It's going to be a sleepless night, be it a dreamless one. People are singing 'Happy Birthday' now as I typed this blog. It reminds me the first time I had my birthday in Kampar. The Keyboard tutors, then my sakai girls gang...
I think back, they had their best intentions, but I had my worst attitude.
Fastforward to the future, to present. After hearing what my CRM tutor said about true friends lasting for more than one year is impossible, I begin to rethink about the Cycle thing. It's true, though, you can have more than a thousand friends on Facebook, but those you need them is like lesser than 1%.
Those who always try to comfort me without interfering my life. I owe my thanks to YitMun. It is as though she still can find the fun in my despair.
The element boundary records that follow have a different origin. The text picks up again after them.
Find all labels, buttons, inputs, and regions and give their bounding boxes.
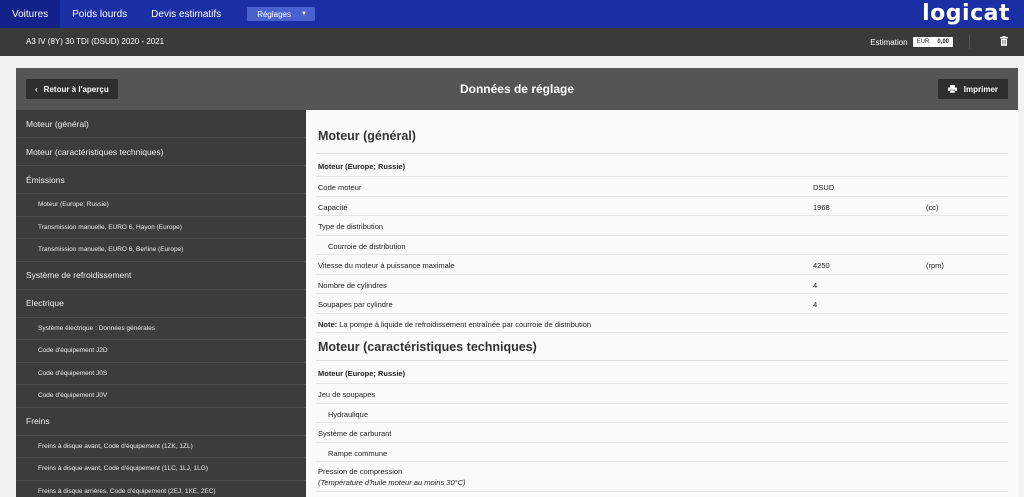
row-label: Hydraulique <box>328 409 369 419</box>
sidebar-subitem-transmission-hayon[interactable]: Transmission manuelle, EURO 6, Hayon (Eu… <box>16 217 306 239</box>
estimation-amount: 0,00 <box>937 39 949 45</box>
sidebar-subitem-j2d[interactable]: Code d'équipement J2D <box>16 340 306 363</box>
sidebar-subitem-moteur-europe[interactable]: Moteur (Europe; Russie) <box>16 194 306 217</box>
panel-header: ‹ Retour à l'aperçu Données de réglage I… <box>16 68 1018 110</box>
sidebar-item-emissions[interactable]: Émissions <box>16 166 306 194</box>
sidebar-subitem-systeme-electrique[interactable]: Système électrique : Données générales <box>16 318 306 340</box>
tab-poids-lourds[interactable]: Poids lourds <box>60 0 139 28</box>
row-label: Soupapes par cylindre <box>318 300 393 309</box>
row-label: Courroie de distribution <box>328 241 406 251</box>
vehicle-name: A3 IV (8Y) 30 TDI (DSUD) 2020 - 2021 <box>26 37 165 46</box>
reglages-dropdown[interactable]: Réglages ▼ <box>247 7 315 21</box>
print-button[interactable]: Imprimer <box>937 79 1008 99</box>
row-value: 4250 <box>813 261 830 270</box>
estimation-amount-box: EUR 0,00 <box>912 37 953 47</box>
row-value: 1968 <box>813 202 830 212</box>
page-title: Données de réglage <box>459 82 575 96</box>
table-row: Soupapes par cylindre 4 <box>316 294 1008 314</box>
table-row: Hydraulique <box>316 404 1008 423</box>
section-title: Moteur (caractéristiques techniques) <box>316 333 1008 361</box>
sidebar: Moteur (général) Moteur (caractéristique… <box>16 110 306 497</box>
table-row: Courroie de distribution <box>316 236 1008 255</box>
table-row: Type de distribution <box>316 216 1008 236</box>
row-label: Nombre de cylindres <box>318 280 387 290</box>
table-row: Code moteur DSUD <box>316 177 1008 197</box>
row-unit: (cc) <box>926 202 939 212</box>
sidebar-subitem-j0v[interactable]: Code d'équipement J0V <box>16 385 306 408</box>
reglages-dropdown-label: Réglages <box>257 9 291 19</box>
row-value: DSUD <box>813 183 835 192</box>
table-row: Jeu de soupapes <box>316 384 1008 404</box>
table-row: Pression de compression (Température d'hu… <box>316 462 1008 492</box>
table-row: Système de carburant <box>316 423 1008 443</box>
sidebar-item-freins[interactable]: Freins <box>16 408 306 436</box>
vehicle-bar: A3 IV (8Y) 30 TDI (DSUD) 2020 - 2021 Est… <box>0 28 1024 56</box>
sidebar-subitem-freins-arrieres[interactable]: Freins à disque arrières, Code d'équipem… <box>16 481 306 497</box>
table-row: Nombre de cylindres 4 <box>316 275 1008 294</box>
row-label: Rampe commune <box>328 448 388 458</box>
logo: logicat <box>922 1 1010 26</box>
sidebar-subitem-transmission-berline[interactable]: Transmission manuelle, EURO 6, Berline (… <box>16 239 306 262</box>
subtitle-text: Moteur (Europe; Russie) <box>318 369 406 378</box>
sidebar-subitem-j0s[interactable]: Code d'équipement J0S <box>16 363 306 385</box>
top-nav: Voitures Poids lourds Devis estimatifs R… <box>0 0 1024 28</box>
row-label: Jeu de soupapes <box>318 390 376 399</box>
note-text: La pompe à liquide de refroidissement en… <box>339 319 592 329</box>
row-unit: (rpm) <box>926 261 944 270</box>
row-sublabel: (Température d'huile moteur au moins 30°… <box>318 478 466 487</box>
estimation-label: Estimation <box>870 37 908 47</box>
estimation[interactable]: Estimation EUR 0,00 <box>870 35 970 49</box>
printer-icon <box>947 85 957 93</box>
row-label: Système de carburant <box>318 429 392 438</box>
row-label: Vitesse du moteur à puissance maximale <box>318 261 455 270</box>
sidebar-item-electrique[interactable]: Electrique <box>16 290 306 318</box>
content-area: Moteur (général) Moteur (Europe; Russie)… <box>306 110 1018 497</box>
tab-voitures[interactable]: Voitures <box>0 0 61 28</box>
row-value: 4 <box>813 280 818 290</box>
section-subtitle: Moteur (Europe; Russie) <box>316 154 1008 177</box>
estimation-currency: EUR <box>916 39 930 45</box>
row-label: Pression de compression <box>318 467 403 476</box>
caret-down-icon: ▼ <box>301 11 307 17</box>
trash-icon[interactable] <box>1000 36 1008 46</box>
section-subtitle: Moteur (Europe; Russie) <box>316 361 1008 384</box>
sidebar-item-refroidissement[interactable]: Système de refroidissement <box>16 262 306 290</box>
note-label: Note: <box>318 319 338 329</box>
tab-devis-estimatifs[interactable]: Devis estimatifs <box>139 0 233 28</box>
sidebar-item-moteur-caracteristiques[interactable]: Moteur (caractéristiques techniques) <box>16 138 306 166</box>
section-title: Moteur (général) <box>316 110 1008 154</box>
table-row: Capacité 1968 (cc) <box>316 197 1008 216</box>
row-value: 4 <box>813 300 818 309</box>
sidebar-subitem-freins-avant-1[interactable]: Freins à disque avant, Code d'équipement… <box>16 436 306 458</box>
print-button-label: Imprimer <box>963 84 998 94</box>
note-row: Note: La pompe à liquide de refroidissem… <box>316 314 1008 333</box>
table-row: Vitesse du moteur à puissance maximale 4… <box>316 255 1008 275</box>
sidebar-item-moteur-general[interactable]: Moteur (général) <box>16 110 306 138</box>
table-row: Rampe commune <box>316 443 1008 462</box>
row-label: Type de distribution <box>318 222 384 231</box>
row-label: Capacité <box>318 202 348 212</box>
subtitle-text: Moteur (Europe; Russie) <box>318 162 406 171</box>
row-label: Code moteur <box>318 183 362 192</box>
sidebar-subitem-freins-avant-2[interactable]: Freins à disque avant, Code d'équipement… <box>16 458 306 481</box>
I can't imagine we were once enemies during Foundation time.
Humans are idiots.
They want someone to comfort them but they reject their offers, and then make themselves even more miserable.
I am not miserable now.
I am thinking of chilling out.
I remembered the days during my NS, where me and my friend walked to the garden and gazed at the stars and chatted when the Muslims were going for their prayers. It was a whole 3 hours time, relaxing and relieving.
I thought I can do that again in Kampar, especially with the lake. It was my biggest dream to sit by the lake, or sea and gaze at the moon and stars.
But the noise around is too disrupting.
I remembered WeiZhi offered to take me to the overhead bridge near Harvard to gaze the stars when it was my birthday. I rejected. Because it was late and I was worried about my next day's class.
I screwed up everything from Foundation. I tried to build it better during Degree. And guess what, I failed.
Then people suggested that I should get a girl friend.
People asked me, why I don't get committed with girls, I have some reasons:
1) It's academic years. I don't wish to be disturbed by materialistic, shoppaholic girls. I only desire smart, quickwitted, independent, practical girls. Not those who spend time make-up, gila-gila, clubbing, don't know how to COOK. (Seriously, if my gf dunno how to cook, I won't cook for her)
2) I am not desperate. I have seen enough in this world that I would rather be myself than chasing shadows. No point.
3) I can't even manage my friendship well and I am thinking about getting a girl? Get a grip. I am not like that. My life mission does not state that I MUST find a partner.